Postacute care gap sparks DP feedback
Postacute care gap sparks DP feedback
Knowledge of law, political action important
Discharge planners accustomed to moving patients out of the hospital into less expensive settings are finding that the momentum has changed. With the government tightening the reins on reimbursement for postacute care, the trend, it seems, is back to longer hospital stays for chronically ill patients, and many health care professionals are at a loss as to how to remedy the situation.
Solutions and stop-gap measures are surfacing, however, as providers seek to find the appropriate care setting for their patients.
"It seems like we have gone full circle," says Anne Llewellyn, RN, C, BPSHSA, CRRN, CCM, CEAC, owner of Professional Resources in Management Education in Miramar, FL. "The government has cut the [reimbursement] for postacute care since it was costing too much. Now we are back to longer stays for the more complicated patients since the postacute settings cannot make money on them."
Discharge planners and case managers throughout the country say they are getting more refusals from long-term, subacute, and home care services. Llewellyn and her partner, Kathleen Moreo, RNCm, BSN, BPSHSA, CCM, CDMS, CEAC, who also is president of the Little Rock, AR-based Case Management Society of America, heard from participants in the "Essentials of Case Management" course they taught recently that Medicare’s new prospective payment system (PPS) is seriously influencing the way patients are shifted from acute to post-acute care.
"Patients who are high-cost, such as those needing TPN [total parenteral nutrition], are too risky," says Simone Beliveau, RN, BSN, a case manager in Dover, ME. "The case manager will need to enhance his or her ability to access community resources and perform better resource management. Knowing the law and its limitations and possibilities will be important."
"I have vent patients who cannot be transferred due to the lack of facilities in our area," adds Lynne Jackson, RN, discharge planning coordinator at Maine Medical Center in Portland. "Patients remain in the hospital. Family support doesn’t seem to exist to transition to home. We’ll need to get better at educating families and being sensitive to family issues so we can move more patients from hospital to home."
Patients on long-term vents are also difficult to place in her area, as are those on dialysis, says Tina Davis, MS, CNS, senior director of continuum of care at Arnot Ogden Medical Center in Elmira, NY.
"We have a large dialysis population that goes on to be long-term care, and we can’t get nursing homes to take those patients because they are expensive to take care of," Davis adds. "They have very expensive medications, and it is very difficult to place patients with such complex medication regimes."
Arnot Ogden has a 12-bed alternate level of care nursing unit where it cares for such patients until a bed is available at a skilled nursing facility, she says. "Sometimes they are with us for a year before we can get them placed."
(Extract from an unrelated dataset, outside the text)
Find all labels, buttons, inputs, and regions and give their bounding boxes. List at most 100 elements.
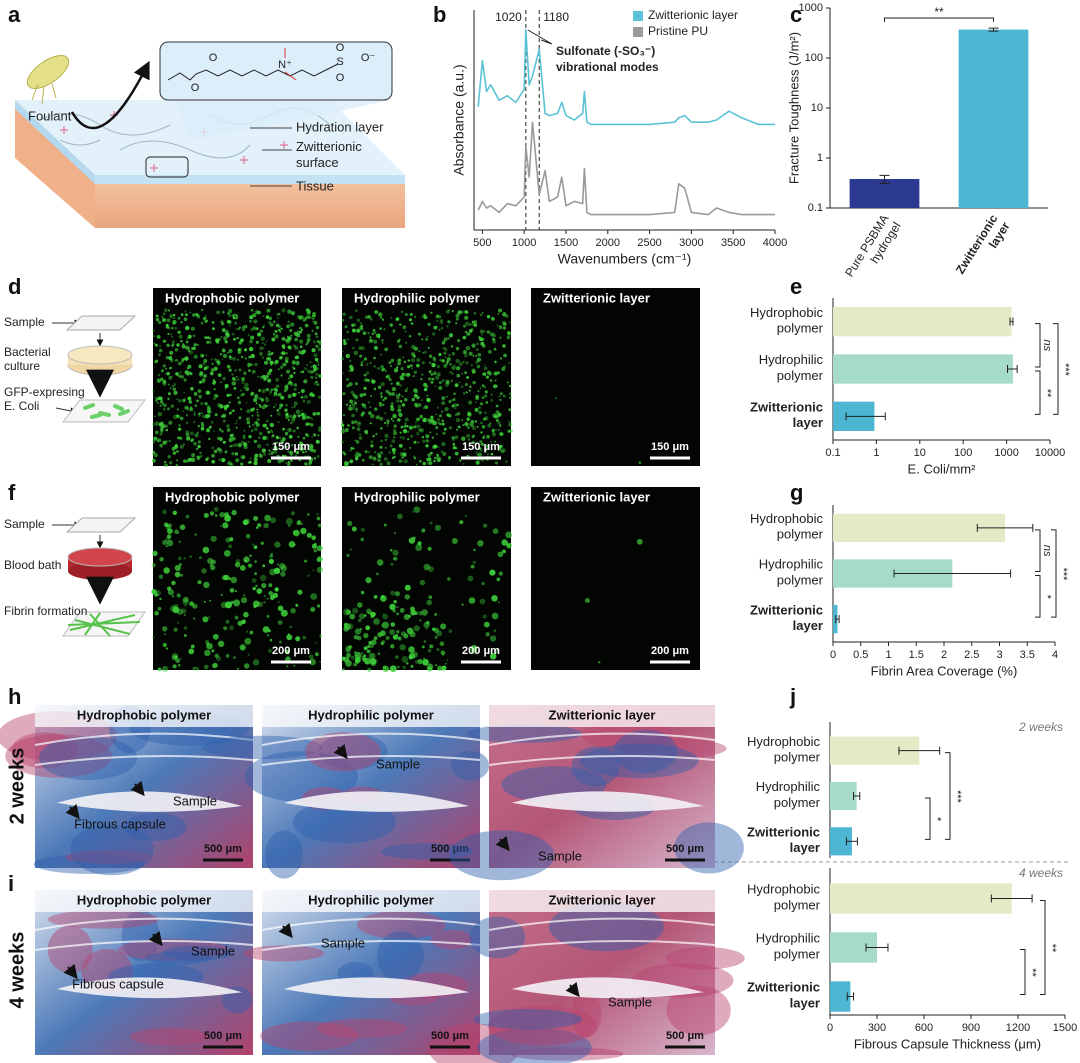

Because Medicare will not pay for intravenous medications unless a patient is homebound, Davis notes, her hospital is filling the gap for patients who need that treatment. Otherwise, she says, such patients would have to stay in the hospital for six weeks. "We are providing a service through an infusion clinic where patients can come in once or twice a day [for IV medications]. If they need more than that, we have a discussion with the physician, who will, where clinically appropriate, change the [prescribed] antibiotic from one that has to be given several times a day — such as ampicillin — to one that can be given once or twice."
When there is such a gap in services, Davis says, her hospital typically tries to respond. Because of the lack of subacute beds in the community, for example, the institution is looking at opening its own subacute unit.
"A case manager will collect data on how many days any patient would meet subacute criteria," she says, "and record that date and the date the patient is discharged. We will collect potential subacute days’ so we can identify the need. The size [of the unit] will be based on what we find."
As part of the study, the hospital also will look at whether the payment source will be there, Davis adds, "so the patient won’t have to pay and the hospital doesn’t get stuck with the bill."
It’s particularly frustrating, she points out, that services Medicare does not fund often are the solutions that would save money in the long run by reducing hospital admissions and emergency department (ED) visits. (See related story, p. 107.) "We have patients that need home care and when they leave the hospital are all set up for that," Davis says, "but they can only have it as long as they are homebound or need a dressing change. If they don’t meet those criteria, the agency has to discharge them."
For example, these patients still might need help in understanding the management of congestive heart failure, which could be provided through home nursing visits, she adds. "Those educational needs just aren’t provided for."
To help bring those and other health care needs — including concerns about the PPS — to the forefront, suggests Llewellyn, case managers and discharge planners should get involved in the political process.
"This is an election year, and each case manager needs to understand where the candidates and other government officials stand on this issue," she says. "Case managers are seeing firsthand how the changes in the Balanced Budget Act of 1997 are affecting patients and the care they are getting. Each case manager, despite the setting, has seen the effects of these changes and needs to have a voice that brings the problems to the surface. We as case managers say we are advocates. This is one way we can put these words into action."